Understanding Subqueries in SQL
SQL adheres to syntax rules like any programming language. The syntax governing the use of subqueries in WHERE clauses in SQL depends on the following concepts:
Query Predicates and Predicate Operators
Aggregrated and Correlated Queries
Conjuncts and Disjuncts
Query Predicates and Predicate Operators
A predicate in SQL is a condition that evaluates to a Boolean value. For example, the predicate in the preceeding example returns true for a row of the transfer_payments
table if at least one row exists in the us_census
table with the same year as the transfer_payments
row. The predicate starts with the first WHERE keyword.
... WHERE transfer_payments.year IN (SELECT year FROM us_census);
A SQL predicate in a subquery must also contain a predicate operator. Predicate operators specify the relationship tested in a predicate query. For example, the predicate operator in the above example is the IN keyword.
Aggregated and Correlated Queries
Aggregated queries combine one or more aggregate functions, such as AVG, SUM, and MAX, with the GROUP BY statement to group query results by one or more table columns. In the following example, the AVG aggregate function returns the average salary of all employees in the engineering department grouped by year:
SELECT year, AVG(salary) FROM Employees WHERE department = 'engineering' GROUP BY year
Note | |
---|---|
The GROUP BY statement may be either explicit or implicit. |
Correlated queries contain a query predicate with the equals (=) operator. One side of the operator must reference at least one column from the parent query and the other side must reference at least one column from the subquery. The following query is a revised and correlated version of the example query that is shown at the beginning of this section. It is a correlated query because one side of the equals predicate operator in the subquery references the state
column in the transfer_payments
table in the parent query and the other side of the operator references the state
column in the us_census
table.
SELECT state, net_payments FROM transfer_payments WHERE EXISTS (SELECT year FROM us_census WHERE transfer_payments.state = us_census.state);
In contrast, an uncorrelated query does not reference any columns in the parent query.
Conjuncts and Disjuncts
A conjunct is equivalent to the AND condition, while a disjunct is the equivalent of the OR condition.
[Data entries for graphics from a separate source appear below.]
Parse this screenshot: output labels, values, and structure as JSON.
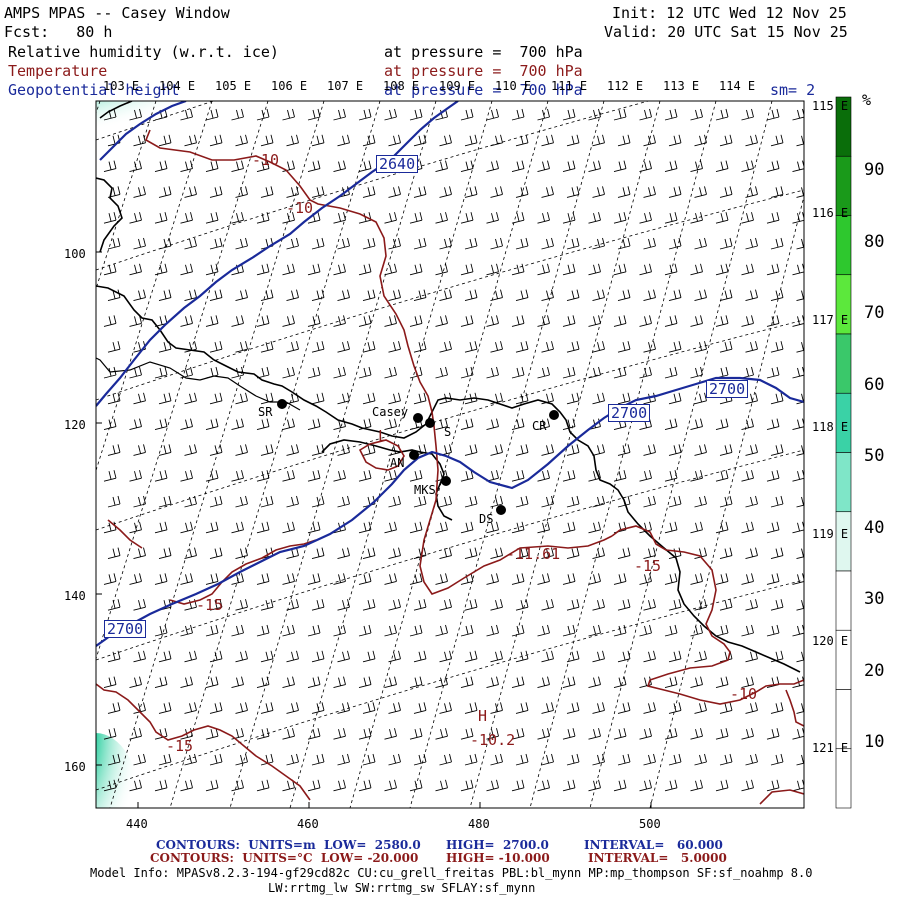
{
  "header": {
    "title": "AMPS MPAS -- Casey Window",
    "fcst": "Fcst:   80 h",
    "init": "Init: 12 UTC Wed 12 Nov 25",
    "valid": "Valid: 20 UTC Sat 15 Nov 25",
    "var1": "Relative humidity (w.r.t. ice)",
    "var1_level": "at pressure =  700 hPa",
    "var2": "Temperature",
    "var2_level": "at pressure =  700 hPa",
    "var3": "Geopotential height",
    "var3_level": "at pressure =  700 hPa",
    "smooth": "sm= 2"
  },
  "top_axis_labels": [
    "103 E",
    "104 E",
    "105 E",
    "106 E",
    "107 E",
    "108 E",
    "109 E",
    "110 E",
    "111 E",
    "112 E",
    "113 E",
    "114 E"
  ],
  "right_axis_labels": [
    "115 E",
    "116 E",
    "117 E",
    "118 E",
    "119 E",
    "120 E",
    "121 E"
  ],
  "bottom_axis_labels": [
    "440",
    "460",
    "480",
    "500"
  ],
  "left_axis_labels": [
    "100",
    "120",
    "140",
    "160"
  ],
  "colorbar": {
    "unit": "%",
    "ticks": [
      "90",
      "80",
      "70",
      "60",
      "50",
      "40",
      "30",
      "20",
      "10"
    ],
    "colors": [
      "#ffffff",
      "#ffffff",
      "#ffffff",
      "#ffffff",
      "#dff7ef",
      "#7fe6c8",
      "#3ad2a6",
      "#3ac86a",
      "#5ce83c",
      "#2ec82e",
      "#1a9a1a",
      "#0a6e0a"
    ]
  },
  "stations": [
    {
      "code": "SR"
    },
    {
      "code": "Casey"
    },
    {
      "code": "S"
    },
    {
      "code": "CR"
    },
    {
      "code": "AN"
    },
    {
      "code": "MKS"
    },
    {
      "code": "DS"
    }
  ],
  "height_contour_labels": [
    "2640",
    "2700",
    "2700",
    "2700"
  ],
  "temp_contour_labels": [
    "-10",
    "-10",
    "-15",
    "-15",
    "-10",
    "-15",
    "-11.61",
    "-10.2"
  ],
  "markers": [
    "L",
    "H"
  ],
  "footer": {
    "line1_left": "CONTOURS:  UNITS=m  LOW=  2580.0",
    "line1_mid": "HIGH=  2700.0",
    "line1_right": "INTERVAL=   60.000",
    "line2_left": "CONTOURS:  UNITS=°C  LOW= -20.000",
    "line2_mid": "HIGH= -10.000",
    "line2_right": "INTERVAL=   5.0000",
    "model_info": "Model Info: MPASv8.2.3-194-gf29cd82c CU:cu_grell_freitas PBL:bl_mynn MP:mp_thompson SF:sf_noahmp 8.0",
    "model_info2": "LW:rrtmg_lw SW:rrtmg_sw SFLAY:sf_mynn"
  },
  "colors": {
    "temperature": "#8b1a1a",
    "height": "#1a2a9a",
    "coast": "#000000"
  }
}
The following subquery contains a conjunct:
... WHERE transfer_payments.year = "2010" AND us_census.state = "california"
The following subquery contains a disjunct:
... WHERE transfer_payments.year = "2010" OR us_census.state = "california"
Restrictions on Subqueries in WHERE Clauses
Subqueries in WHERE clauses have the following limitations:
Subqueries must appear on the right hand side of an expression.
Nested subqueries are not supported.
Only one subquery expression is allowed for a single query.
Subquery predicates must appear as top level conjuncts.
Subqueries support four logical operators in query predicates: IN, NOT IN, EXISTS, and NOT EXISTS.
The IN and NOT IN logical operators may select only one column in a WHERE clause subquery.
The EXISTS and NOT EXISTS operators must have at least one correlated predicate.
The left side of a subquery must qualify all references to table columns.
References to columns in the parent query are allowed only in the WHERE clause of the subquery.
Subquery predicates that reference a column in a parent query must use the equals (=) predicate operator.
Subquery predicates may not refer only to columns in the parent query.
Correlated subqueries with an implied GROUP BY statement may return only one row.
All unqualified references to columns in a subquery must resolve to tables in the subquery.
Correlated subqueries cannot contain windowing clauses.